Ok found another post on here that described trying to remote into machines using unattanded access...

Secure Remote Delegation Login problem - Devolutions Forum

For now this may be a deal breaker for us: From what I can see, you either require a local account on the target machine, a remote access password for the agent on the device or permission to be granted at the console by the user. Does this sound correct? If so, will true unattended access be part of the development of this? We love the idea of hosting our own remote access solution but need the ability to remote into agents without a local account on the machine.

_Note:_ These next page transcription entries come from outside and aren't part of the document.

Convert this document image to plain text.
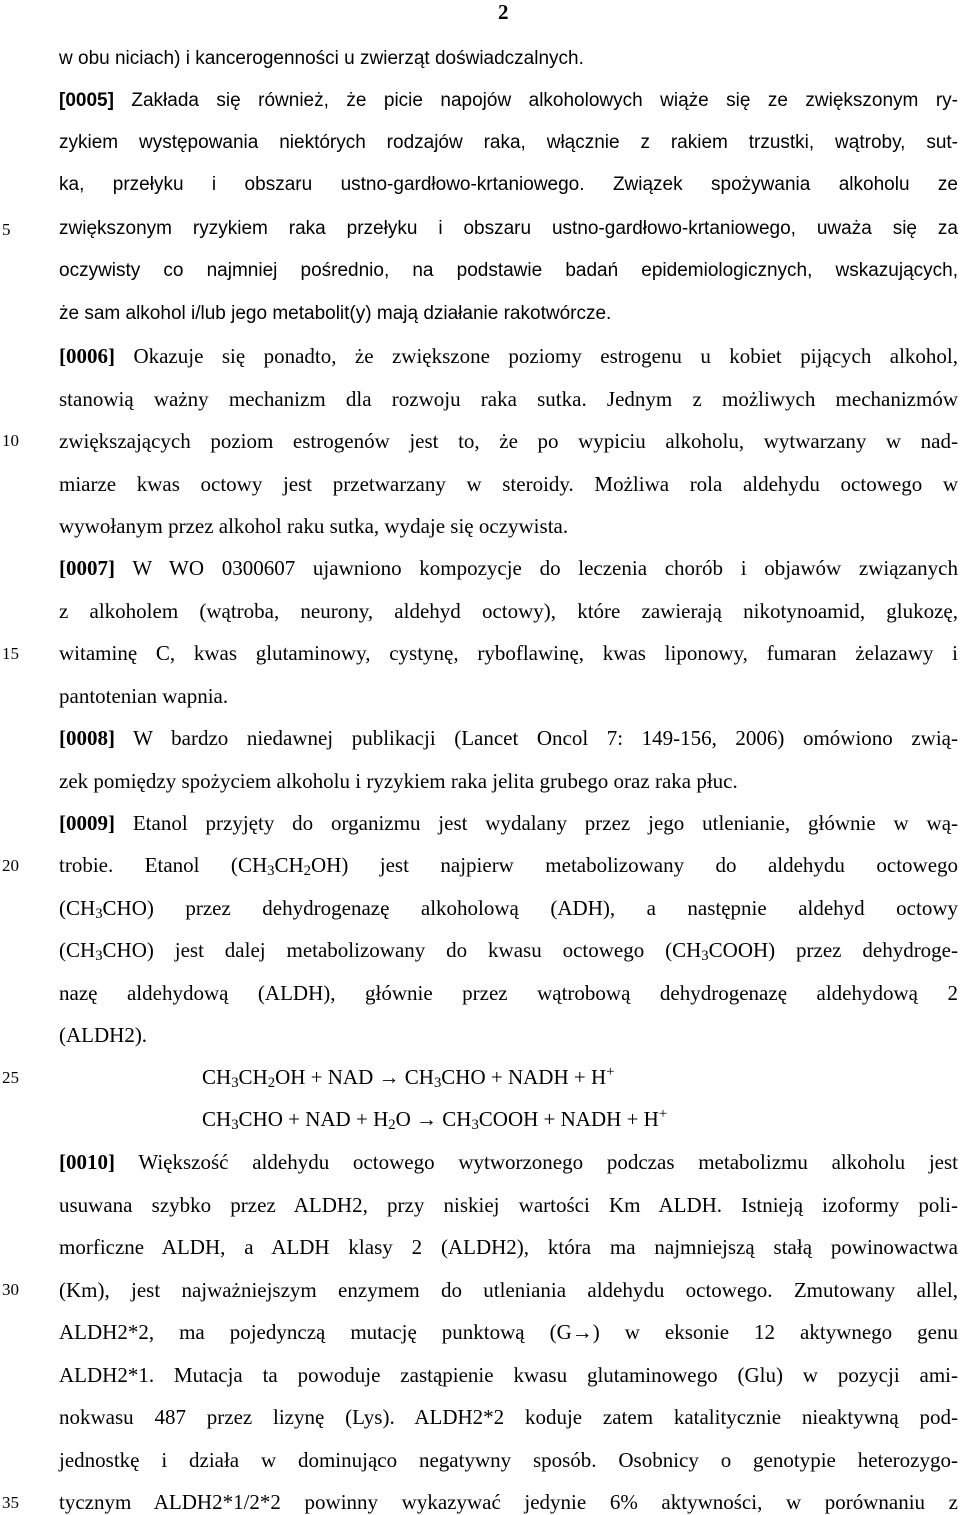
2
5
10
15
20
25
30
35
w obu niciach) i kancerogenności u zwierząt doświadczalnych.
[0005] Zakłada się również, że picie napojów alkoholowych wiąże się ze zwiększonym ry-
zykiem występowania niektórych rodzajów raka, włącznie z rakiem trzustki, wątroby, sut-
ka, przełyku i obszaru ustno-gardłowo-krtaniowego. Związek spożywania alkoholu ze
zwiększonym ryzykiem raka przełyku i obszaru ustno-gardłowo-krtaniowego, uważa się za
oczywisty co najmniej pośrednio, na podstawie badań epidemiologicznych, wskazujących,
że sam alkohol i/lub jego metabolit(y) mają działanie rakotwórcze.
[0006] Okazuje się ponadto, że zwiększone poziomy estrogenu u kobiet pijących alkohol,
stanowią ważny mechanizm dla rozwoju raka sutka. Jednym z możliwych mechanizmów
zwiększających poziom estrogenów jest to, że po wypiciu alkoholu, wytwarzany w nad-
miarze kwas octowy jest przetwarzany w steroidy. Możliwa rola aldehydu octowego w
wywołanym przez alkohol raku sutka, wydaje się oczywista.
[0007] W WO 0300607 ujawniono kompozycje do leczenia chorób i objawów związanych
z alkoholem (wątroba, neurony, aldehyd octowy), które zawierają nikotynoamid, glukozę,
witaminę C, kwas glutaminowy, cystynę, ryboflawinę, kwas liponowy, fumaran żelazawy i
pantotenian wapnia.
[0008] W bardzo niedawnej publikacji (Lancet Oncol 7: 149-156, 2006) omówiono zwią-
zek pomiędzy spożyciem alkoholu i ryzykiem raka jelita grubego oraz raka płuc.
[0009] Etanol przyjęty do organizmu jest wydalany przez jego utlenianie, głównie w wą-
trobie. Etanol $(CH_3CH_2OH)$ jest najpierw metabolizowany do aldehydu octowego
$(CH_3CHO)$ przez dehydrogenazę alkoholową (ADH), a następnie aldehyd octowy
$(CH_3CHO)$ jest dalej metabolizowany do kwasu octowego $(CH_3COOH)$ przez dehydroge-
nazę aldehydową (ALDH), głównie przez wątrobową dehydrogenazę aldehydową 2
(ALDH2).
$CH_3CH_2OH$ + NAD → $CH_3CHO$ + NADH + H+
$CH_3CHO$ + NAD + $H_2O$ → $CH_3COOH$ + NADH + H+
[0010] Większość aldehydu octowego wytworzonego podczas metabolizmu alkoholu jest
usuwana szybko przez ALDH2, przy niskiej wartości Km ALDH. Istnieją izoformy poli-
morficzne ALDH, a ALDH klasy 2 (ALDH2), która ma najmniejszą stałą powinowactwa
(Km), jest najważniejszym enzymem do utleniania aldehydu octowego. Zmutowany allel,
ALDH2*2, ma pojedynczą mutację punktową (G→) w eksonie 12 aktywnego genu
ALDH2*1. Mutacja ta powoduje zastąpienie kwasu glutaminowego (Glu) w pozycji ami-
nokwasu 487 przez lizynę (Lys). ALDH2*2 koduje zatem katalitycznie nieaktywną pod-
jednostkę i działa w dominująco negatywny sposób. Osobnicy o genotypie heterozygo-
tycznym ALDH2*1/2*2 powinny wykazywać jedynie 6% aktywności, w porównaniu z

Ideally we would install the agent and it would just give us straight up console access. If a user was logged on, we see that. If it was at the windows logon screen, we get that. For MSPs, I am thinking of ways we could make this work without compromising security or being a maintenance nightmare.

Hi,

True unattended access is with Secure Remote Delegation (SRD), and it requires system user credentials to connect. However, this account *does not* need to be usable for a regular system logon, it only has to exist and be part of the "wayk-users" group. This will give you "console access" where you always get to see whatever is currently visible on the remote computer (winlogon, or the current user session). You can see it as a special account created only for Wayk unattended access.

If the target machine is on a Windows domain and Wayk Bastion uses the Active Directory integration, it is possible to automatically allow the same domain account when connecting with SRD, but you still need to use your credentials when connecting.

Best regards,

Thanks for the reply! That is good to know. Ideally console access would not require a local account at all, but I totally get how things work in their current state. From an MSP perspective, supporting multiple orgs and individuals, what would you recommend best practice be to deploy for unattended access?